September 16th, 2008 at 1:59 pm
Cool nice tip, you can also do the same by making mispellings in anchor texts.
September 16th, 2008 at 8:01 pm
Neil,
great idea.i would love to try it once and wait for the results..
September 16th, 2008 at 11:51 pm
Good tip! Especially for long or difficult words, I can see how you can capture a bit of traffic for subjects you blog about. I think I’ll try that and see what the results are.
September 17th, 2008 at 4:50 am
Great post Neil. I never thought of intentionally mispelling a keyword in my blog posts. I guess because I’m such a bad speller anyways, and my wife would never let me get away with it
September 17th, 2008 at 7:33 pm
Hi Vols, including mis-spelling in the title is also one way of attracting such traffic. Good one.
Rif Chia
September 17th, 2008 at 10:10 pm
I am looking for 30-40 people to visit my blog…However, i want them to stay there and comment…Rather, then just drop in and thats it…
September 18th, 2008 at 6:27 am
I assumed Google only indexed the content of the post rather than the comments too.
I have purposely put in alternative spellings of keywords on occasion not to trick people into finding me, but to attract the widest range of people looking for the information I have.
I’ll definitely give the comments technique a try. It sure isolates the alternative spellings in a more organized way.
September 21st, 2008 at 5:48 pm
I not sure whether this is work because those mis-spelling words are seldom search by user. However, I would like to try on it and see the effectiveness.

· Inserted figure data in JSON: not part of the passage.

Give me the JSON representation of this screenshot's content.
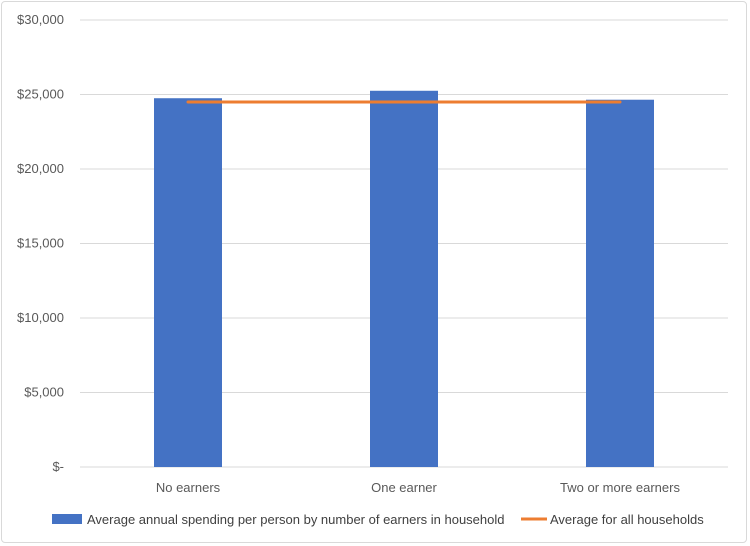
{
  "chart_data": {
    "type": "bar",
    "title": "",
    "xlabel": "",
    "ylabel": "",
    "categories": [
      "No earners",
      "One earner",
      "Two or more earners"
    ],
    "series": [
      {
        "name": "Average annual spending per person by number of earners in household",
        "type": "bar",
        "color": "#4472c4",
        "values": [
          24750,
          25250,
          24650
        ]
      },
      {
        "name": "Average for all households",
        "type": "line",
        "color": "#ed7d31",
        "values": [
          24500,
          24500,
          24500
        ]
      }
    ],
    "ylim": [
      0,
      30000
    ],
    "y_ticks": [
      0,
      5000,
      10000,
      15000,
      20000,
      25000,
      30000
    ],
    "y_tick_labels": [
      "$-",
      "$5,000",
      "$10,000",
      "$15,000",
      "$20,000",
      "$25,000",
      "$30,000"
    ],
    "grid": true,
    "legend_position": "bottom",
    "gridline_color": "#d9d9d9"
  }
}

Thanks for sharing your experience
September 23rd, 2008 at 3:10 am
Mis-spellings indeed bring in organic traffic too, however it does not cover a huge percentage. One thing to take note is: This mis-spelling traffic actually represent searcher who are also looking for something in mind that your website has to offer.
Roger Hamilton
September 24th, 2008 at 11:30 am
We’ve used misspelling in English and in German and it has brought us traffic in the past.
And it still does today, so we keep using this technique.